Digital pianos are actually electronic instruments that reproduce piano sounds. Compared with traditional upright pianos, they have no hammers, no soundboard and no strings to create the sound you hear. Rather they’ve electronic sound chips and speakers.

Purchasing a new piano can be a somewhat overwhelming experience with countless brands, models, styles and finishes available for top digital pianos. The first decision of yours may well be whether to buy a traditional acoustic upright or perhaps a digital piano. The following unbiased info will help you to decide and hopefully make the process clearer for you.

Even with today’s sampling technology specific notes may be pretty accurately reproduced, but the tone of notes sounding together, as in an acoustic piano – with complex harmonics resonating against a flexible wooden soundboard – cannot be hundred % matched. Many individuals also favor the appearance of a traditional piano, which too is a crucial factor to consider. A good upright piano is going to hold the value of its a lot better than a digital. They may last anything up to hundred years, while digital models are always being upgraded and wouldn’t hold their original value.

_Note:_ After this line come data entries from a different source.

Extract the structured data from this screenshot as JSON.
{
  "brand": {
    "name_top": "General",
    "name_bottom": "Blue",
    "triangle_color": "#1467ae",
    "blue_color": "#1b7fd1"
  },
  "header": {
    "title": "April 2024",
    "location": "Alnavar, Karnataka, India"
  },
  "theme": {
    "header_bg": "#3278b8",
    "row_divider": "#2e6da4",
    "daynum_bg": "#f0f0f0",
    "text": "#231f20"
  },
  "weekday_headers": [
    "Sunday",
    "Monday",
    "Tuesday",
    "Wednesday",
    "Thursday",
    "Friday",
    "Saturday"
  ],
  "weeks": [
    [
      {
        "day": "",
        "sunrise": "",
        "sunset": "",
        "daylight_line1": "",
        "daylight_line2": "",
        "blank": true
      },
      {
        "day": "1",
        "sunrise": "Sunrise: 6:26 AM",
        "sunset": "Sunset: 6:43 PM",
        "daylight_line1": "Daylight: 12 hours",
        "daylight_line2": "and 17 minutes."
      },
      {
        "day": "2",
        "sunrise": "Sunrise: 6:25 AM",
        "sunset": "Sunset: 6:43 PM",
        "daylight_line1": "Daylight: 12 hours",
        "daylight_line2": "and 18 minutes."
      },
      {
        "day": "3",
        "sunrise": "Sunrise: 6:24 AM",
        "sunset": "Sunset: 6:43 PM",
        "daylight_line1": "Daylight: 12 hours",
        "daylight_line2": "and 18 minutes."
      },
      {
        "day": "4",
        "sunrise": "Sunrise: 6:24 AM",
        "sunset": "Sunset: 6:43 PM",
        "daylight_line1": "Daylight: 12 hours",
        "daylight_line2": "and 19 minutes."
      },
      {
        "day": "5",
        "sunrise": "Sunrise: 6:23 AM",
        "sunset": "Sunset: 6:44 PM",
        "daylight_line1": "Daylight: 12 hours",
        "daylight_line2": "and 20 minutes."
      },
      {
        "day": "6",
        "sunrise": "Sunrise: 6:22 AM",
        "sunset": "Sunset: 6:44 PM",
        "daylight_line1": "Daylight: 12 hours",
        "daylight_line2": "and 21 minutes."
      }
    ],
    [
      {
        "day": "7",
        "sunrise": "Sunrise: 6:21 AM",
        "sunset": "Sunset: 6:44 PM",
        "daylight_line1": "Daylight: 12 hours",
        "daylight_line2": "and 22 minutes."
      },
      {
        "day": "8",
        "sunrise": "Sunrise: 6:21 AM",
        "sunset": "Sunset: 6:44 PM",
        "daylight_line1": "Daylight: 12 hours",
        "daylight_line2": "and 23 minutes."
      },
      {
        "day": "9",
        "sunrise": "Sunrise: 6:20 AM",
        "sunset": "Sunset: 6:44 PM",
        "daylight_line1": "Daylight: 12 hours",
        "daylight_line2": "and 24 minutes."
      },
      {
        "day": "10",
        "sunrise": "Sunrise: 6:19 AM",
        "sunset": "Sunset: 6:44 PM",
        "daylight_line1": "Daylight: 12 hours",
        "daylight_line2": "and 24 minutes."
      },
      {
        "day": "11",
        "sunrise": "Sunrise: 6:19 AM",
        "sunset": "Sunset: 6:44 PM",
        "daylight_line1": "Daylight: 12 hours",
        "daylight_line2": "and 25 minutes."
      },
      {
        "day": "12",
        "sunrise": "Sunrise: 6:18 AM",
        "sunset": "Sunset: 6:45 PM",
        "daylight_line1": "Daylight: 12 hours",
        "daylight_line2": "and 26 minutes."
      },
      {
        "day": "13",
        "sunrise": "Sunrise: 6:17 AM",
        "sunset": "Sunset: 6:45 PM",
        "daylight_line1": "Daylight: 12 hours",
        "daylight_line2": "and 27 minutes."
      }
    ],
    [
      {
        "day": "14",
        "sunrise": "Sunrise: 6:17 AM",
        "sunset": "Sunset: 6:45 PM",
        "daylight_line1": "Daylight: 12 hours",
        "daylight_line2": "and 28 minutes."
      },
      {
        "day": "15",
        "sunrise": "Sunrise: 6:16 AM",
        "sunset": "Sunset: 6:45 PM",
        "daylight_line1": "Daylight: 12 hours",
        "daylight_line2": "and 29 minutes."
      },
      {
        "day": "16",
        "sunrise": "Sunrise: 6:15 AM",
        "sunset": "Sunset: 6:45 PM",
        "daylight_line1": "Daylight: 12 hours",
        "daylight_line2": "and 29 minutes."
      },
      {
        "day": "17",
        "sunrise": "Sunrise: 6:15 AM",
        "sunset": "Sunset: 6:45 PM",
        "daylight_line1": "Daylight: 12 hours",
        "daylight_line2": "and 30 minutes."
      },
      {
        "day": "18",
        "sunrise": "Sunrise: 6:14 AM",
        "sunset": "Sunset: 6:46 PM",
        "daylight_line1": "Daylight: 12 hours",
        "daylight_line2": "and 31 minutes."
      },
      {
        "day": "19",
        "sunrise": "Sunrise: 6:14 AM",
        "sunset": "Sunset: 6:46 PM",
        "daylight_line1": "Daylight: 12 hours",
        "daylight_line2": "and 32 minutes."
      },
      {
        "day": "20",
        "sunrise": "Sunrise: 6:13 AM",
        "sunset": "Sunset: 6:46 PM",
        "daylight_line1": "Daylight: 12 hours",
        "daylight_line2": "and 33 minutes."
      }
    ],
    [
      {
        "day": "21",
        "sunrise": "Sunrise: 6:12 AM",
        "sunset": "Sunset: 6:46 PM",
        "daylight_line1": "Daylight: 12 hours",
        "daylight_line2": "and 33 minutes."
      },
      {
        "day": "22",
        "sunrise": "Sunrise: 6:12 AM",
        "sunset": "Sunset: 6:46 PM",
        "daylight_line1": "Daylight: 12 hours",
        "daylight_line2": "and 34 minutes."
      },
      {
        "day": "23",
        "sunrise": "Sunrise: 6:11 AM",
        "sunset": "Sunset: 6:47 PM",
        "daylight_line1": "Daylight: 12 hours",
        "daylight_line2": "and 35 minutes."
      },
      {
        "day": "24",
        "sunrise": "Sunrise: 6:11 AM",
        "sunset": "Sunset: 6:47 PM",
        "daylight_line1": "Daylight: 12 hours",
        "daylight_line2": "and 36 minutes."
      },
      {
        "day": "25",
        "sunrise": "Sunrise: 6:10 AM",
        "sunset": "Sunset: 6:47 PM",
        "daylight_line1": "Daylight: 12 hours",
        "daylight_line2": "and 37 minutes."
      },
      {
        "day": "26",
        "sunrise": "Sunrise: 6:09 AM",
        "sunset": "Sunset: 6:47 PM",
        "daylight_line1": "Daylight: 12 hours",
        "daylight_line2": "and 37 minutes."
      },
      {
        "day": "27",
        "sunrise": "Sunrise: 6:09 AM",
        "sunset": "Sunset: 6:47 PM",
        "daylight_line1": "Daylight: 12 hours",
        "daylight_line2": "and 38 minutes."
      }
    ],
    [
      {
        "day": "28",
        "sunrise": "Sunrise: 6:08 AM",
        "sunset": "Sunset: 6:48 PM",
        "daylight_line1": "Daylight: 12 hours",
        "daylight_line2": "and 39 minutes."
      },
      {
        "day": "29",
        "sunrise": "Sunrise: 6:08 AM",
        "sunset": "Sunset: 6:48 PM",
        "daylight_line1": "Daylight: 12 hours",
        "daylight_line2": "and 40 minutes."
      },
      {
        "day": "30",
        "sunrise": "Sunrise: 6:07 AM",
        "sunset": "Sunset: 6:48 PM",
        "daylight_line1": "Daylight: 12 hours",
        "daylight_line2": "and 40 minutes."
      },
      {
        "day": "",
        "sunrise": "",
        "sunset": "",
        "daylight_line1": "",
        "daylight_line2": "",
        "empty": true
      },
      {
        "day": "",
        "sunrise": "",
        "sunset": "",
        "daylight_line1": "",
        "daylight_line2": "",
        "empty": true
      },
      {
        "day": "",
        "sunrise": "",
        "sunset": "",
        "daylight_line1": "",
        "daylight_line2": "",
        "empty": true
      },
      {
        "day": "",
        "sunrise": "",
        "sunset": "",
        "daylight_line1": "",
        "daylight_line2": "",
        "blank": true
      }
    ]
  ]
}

Digital pianos usually have a variety of features that make them an appealing option to an acoustic piano, whilst still having eighty eight piano style “weighted keys” (these mimic the feel of an upright piano). Several of these features are as follows:

A variety of tones (sounds) other than just piano Built-in rhythms and accompaniments to differentiate your playing The capacity to record your performance MIDI compatibility Low maintenance – no tuning ever required Headphones can be plugged in to allow private practicing and also to protect against disturbing anyone Easier portability and less space required Volume control Less expensive

For the beginner or someone who wishes to perhaps “try” piano without spending a great amount of cash, the Casio CDP-100 is the perfect one to go for. Our entry level upright piano is the modern compact Schaeffer finished in Mahogany High Gloss.

Digital pianos in general are typically less expensive compared to upright pianos. However, both Yamaha and Roland offer higher end digitals, which can cost a few 1000 pounds. These often have a massive amount of features, for example the Yamaha CVP-509 has over one 1000 tones (sounds) and a 7.5 inch display screen. The Yamaha CLP 370 and CLP-380 both have real wooden keys and synthetic ivory key tops giving them almost an identical feel to the real thing. Yamaha produce various styles of digital pianos from their entry level “Arius” to the stylish and contemporary “Modus” through to the best electric piano.

A very popular brand of upright piano is the Waldstein range. Models start at the modern 108 which will be the smallest of the range of theirs, up to the 130 being the tallest. All of these’re available in several wood finishes with matching accessories being available, i.e. piano stools etc.

Roland offer a superb alternative to those who’d like a grand piano but perhaps don’t have the space or budget for one. Their RG series offers the “digital mini-grand piano” (RG-1), which is a smaller type of digital grand piano.

Plan to spend plenty of time browsing, and do not make a decision before you see as many pianos as is possible. Try them all out to get a sense of the differences in touch and tone. Hopefully the piano you do decide on will be in the home of yours for a long time, so it’s important that you buy something that you’re absolutely happy with.

This 88 key digital piano has an attractive walnut cabinet finish that looks good in any house. You will particularly love the fact that it comes with a stand that has 3 pedals built into it. So you do not have to worry about a pedal sliding on the floor when playing.

Yamaha does a great job of simulating the feel of an acoustic piano. They make use of several types of keyboard action in the various models of theirs. For the Yamaha YDP213 they use the Graded Hammer Standard (GHS) piano action. This particular type of piano action emulates the feel of an acoustic grand piano by making the lower notes a bit heavier compared to the higher notes.

The feel of a digital piano’s keyboard action is a subjective idea. But some players think the Yamaha GHS piano action is a tad too light. Yamaha also uses Graded Hammer Effect on much more expensive models, which offers a stiffer feeling piano action that more faithfully recreates the acoustic piano touch. This is one reason the Yamaha YDP213 is better for beginning and hobby piano players and not for professionals. But once again, this is a subjective thing, and you need to try some keyboard out to achieve your own conclusion.

You can expect great sound quality from this Yamaha digital piano. Yamaha samples the sounds of a real Yamaha acoustic grand piano. Advanced Wave Memory tone generation technology is used by the YDP213. And stereo sound sampling makes the sound even more realistic. That’s what’s wonderful about a major player in the digital piano market like Yamaha. They provide great audio quality on their digital pianos. As a beginner or even advanced piano player this’s vitally important. in case sound quality is inferior the risk of not playing the Yamaha P 115 is greater, and what good is the keyboard if it just collects dust?

As pointed out, the YDP213 evawwe has three pedals built into its stand. It has the soft, sostenuto, and sustain pedal, just like an acoustic piano. One drawback with the pedals is it does not offer half pedaling capability. But, this may not be crucial to a beginner or even hobbyist piano player.